Retour sur un défi : la Green Vélo Szlak route en hiver (5e jour)
Journal d’un SDF en Pologne
Journée ultra-intense. Je suis épuisé physiquement et mentalement. Laissez-moi vous expliquer pourquoi.
Pour commencer, voici comment s’est passée la nuit sous la tente : mal.
J’ai eu froid toute la nuit, et même la position du fœtus n’y faisait rien. Résultat, je me suis levé avec très peu de sommeil à me mettre sous la dent.
Et pour que la journée commence en beauté, mes chaussures n’ont pas pu sécher à cause du gel. J’ai donc dû enfiler des chaussures glacées, et qui le sont restées toute la journée. Même chose pour les gants.
Maintenant la route : si j’ai eu la chance hier d’avoir un vent favorable, ça n’a pas été le cas aujourd’hui. Et un vent dans la figure quand il fait presque -10°, ça fouette bien ! J’ai été glacé par la route toute la journée, et chaque pause s’est soldée d’un dangereux refroidissement du corps. J’ai donc pris le moins de pauses possible… rien d’autre à faire à part pédaler pour supporter le froid.


Je n’ai pas non plus eu la chance de déjeuner au chaud comme hier. (Ce n’était pas faute d’avoir demandé). Autant vous dire que mon casse-croute a été vite expédié. 10 minutes et c’est reparti sur la route !
Reparti, avec au passage deux genoux en rade ! Le gauche à cause de la chute du premier jour (il a bien enflé et hésite entre le rouge et le bleu) et sur le droit, je trimballe ma fameuse tendinite qui m’a suivi pendant toute l’Europe lors de mon premier gros voyage à vélo.




Je vous ai dit que je serai transparent, et bien franchement, je me suis demandé toute la journée ce que je faisais là. C’est vrai que toutes les conditions ne sont pas réunies pour que j’aille très loin, mais je ferai un premier bilan à Chelm avec prise de décision. (J’y serai demain soir)
Maintenant, la suite de la journée.
J’évoluais cette après midi très en avance sur l’itinéraire et commençais à me dire : “ben autant continuer, comme ça toutes les bornes que je ferai maintenant, je n’aurai pas à les faire demain !”
Je vise donc une petite ville sur la carte, en me disant qu’il y aura forcément un hôtel ou une bonne âme pour m’offrir le logis pour la nuit (je n’avais franchement aucune envie de refaire tout de suite une deuxième nuit en forêt).

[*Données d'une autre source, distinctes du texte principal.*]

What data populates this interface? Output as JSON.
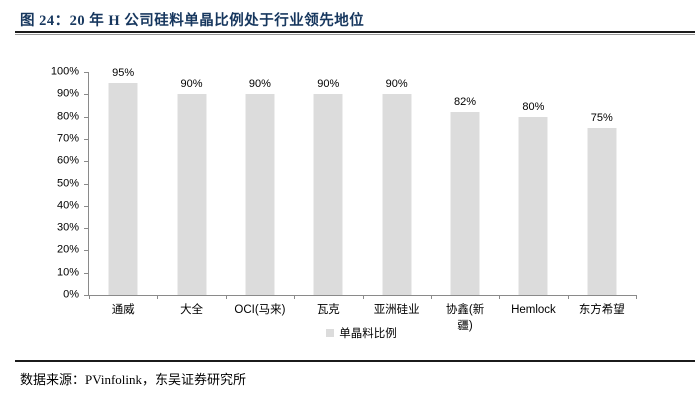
{
  "header": {
    "title": "图 24：20 年 H 公司硅料单晶比例处于行业领先地位"
  },
  "chart_data": {
    "type": "bar",
    "title": "20 年 H 公司硅料单晶比例处于行业领先地位",
    "categories": [
      "通威",
      "大全",
      "OCI(马来)",
      "瓦克",
      "亚洲硅业",
      "协鑫(新\n疆)",
      "Hemlock",
      "东方希望"
    ],
    "values": [
      95,
      90,
      90,
      90,
      90,
      82,
      80,
      75
    ],
    "value_label_suffix": "%",
    "yticks": [
      0,
      10,
      20,
      30,
      40,
      50,
      60,
      70,
      80,
      90,
      100
    ],
    "ytick_suffix": "%",
    "ylim": [
      0,
      100
    ],
    "grid": false,
    "legend": {
      "label": "单晶料比例",
      "position": "bottom"
    },
    "xlabel": "",
    "ylabel": ""
  },
  "footer": {
    "source": "数据来源：PVinfolink，东吴证券研究所"
  },
  "colors": {
    "title": "#17375e",
    "axis": "#8a8a8a",
    "bar": "#dcdcdc",
    "text": "#000000",
    "rule_heavy": "#1b1b1b",
    "rule_light": "#9a9a9a"
  }
}
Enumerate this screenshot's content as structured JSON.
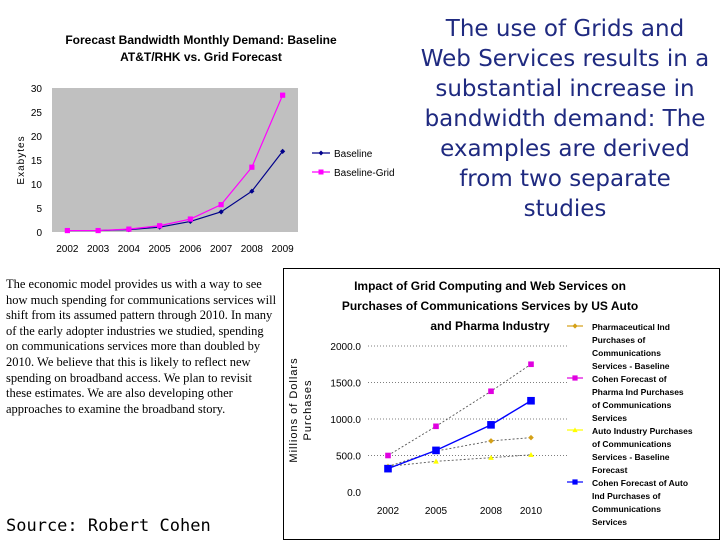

Il est 14h30 et j’entre plein d’optimisme dans cette ville. Je demande à l’épicerie, pas d’hôtel ici, et personne pour m’aider. Je demande dans la rue, on m’évite du regard, je demande dans un complexe culturel, rien non plus. Pourtant, je ne demandais pas la lune, juste une pièce chauffée, rien de plus !
Je demande de l’aide à une bonne dizaine de personnes, et on m’envoie dans la ville suivante, à deux kilomètres. J’y vais et c’est le même résultat partout. On m’explique que c’est le Covid, que les hôtels sont fermés et que les gens ont peur d’accueillir n’importe qui. (Ce que je comprends).
Je vois le temps passer et commence à désespérer. Moi qui avais déjà roulé plus que prévu, il va falloir que je reprenne la route sur 15 km supplémentaires pour atteindre la ville (de taille honorable) la plus proche.
J’y arrive épuisé. Et sur place, c’est le même baratin : tous les hôtels qu’on m’indique sont fermés. Jusqu’à ce que je tombe sur un hôtel ouvert ! Alléluia !
Oui, mais non. Covid oblige, on ne peut accepter que les clients professionnels. J’insiste. J’explique que j’ai une entreprise en France en tant qu’indépendant. On appelle le patron. Non, ça ne prend pas.
Il est 16h, le soleil décline, et le stress commence à sérieusement m’envahir. Dehors, le froid n’est pas négociable.
On vient alors avec une solution à l’accueil. L’hôtesse appelle une maison d’hôtes du coin. J’y vais. Personne n’est là. Je commence à me croire maudit. Retour à l’accueil. Nouveau coup de fil. J’y retourne. On m’ouvre enfin. Je paye les 50 zlotys. Je m’affale sur ma couche et pousse un gigantesque ouf de soulagement.
Cette sensation est indescriptible. Il faut l’avoir vécue une fois dans sa vie. Là, maintenant, le fait de pouvoir m’allonger sur ce lit est pour moi un plaisir inimaginable.
Repos total du corps et de l’esprit.
Finalement j’ai tellement roulé sur les deux derniers jours qu’il ne me reste que 30 ou 40 km à faire demain pour rejoindre Chelm.